We next investigated the reaction of o-substituted enehydrazines (Scheme 31, Table 4). At first, [3,3]-sigmatropic rearrangement of 110p carrying an o-methoxy group was examined. 110p was heated in THF at 65 °C to give a mixture of indoline 112p and two dienylimines 122p in 63 and 36% yields, respectively (entry 1). The dienylimines 122p were obtained as the result of the rearrangement at the root of a methoxy group. Furthermore, 122p was easily separated into two diastereomers, cis-syn-122p and cis-anti-122p, in a 5 : 1 ratio. Interestingly, the polarity of the organic solvent used influences both the product ratio of the indoline and dienylimine and the reaction time. In MeCN, the reaction proceeded smoothly to give a 1 : 1 mixture of 112p and 122p in 99% yield (entry 2). On the other hand, in a less polar solvent, such as toluene and hexane, 112p was obtained as a major product in 69-75% yield, although prolonged reaction time was required for complete consumption of 110p (entries 3 and 4). In methanol, the indole 117p and the dienylimines 122p were obtained with no formation of indoline 112p (entry 5).

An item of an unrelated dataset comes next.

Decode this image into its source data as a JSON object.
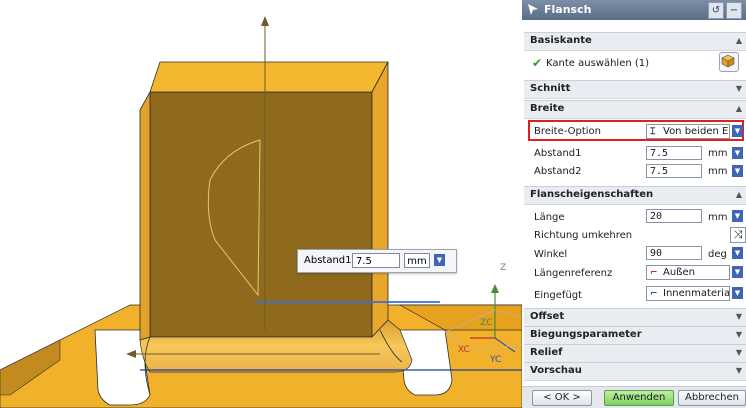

Next, we turned our attention to the corresponding o-methyl-N-trifluoroacetyl enehydrazine 110q. The enehydrazine 110q worked well in MeCN at 80 °C to give the indoline 112q, indole 117q,29 cis-syn-122q, and cis-anti-122q (entry 6). When an electron-withdrawing group such as a chlorine or nitro group was present in the o-position, the indolization occurred regioselectively at the unsubstituted position to give 5-substituted products 112 (entries 7 and 8). The reaction of enehydrazine 110t bearing cyclohexene ring gave indole 117t as a major product. On the other hand, cyclobutenylenehydrazine 110v afforded dienylimine 122v in good yield (entries 9-11).
Furthermore, heating the dienylimines, cis-syn-122p and cis-anti-122p, in xylene at 140 °C afforded exclusively indole 117e31 (Scheme 32). This reaction pathway is ambiguous at the moment.
We have succeeded in the isolation and structure determination of the dienylimine intermediate in the thermal reaction of the o-methoxyenehydrazine. Additionally, the cis-syn-isomer was obtained as the major product among dienylimines.

It is well-known20,43-46 that Fischer indolization of (2-methoxyphenyl)hydrazone gives 7-methoxyindole as a minor product and the abnormal 6-substituted indole as a major product without the isolation of dienylimine.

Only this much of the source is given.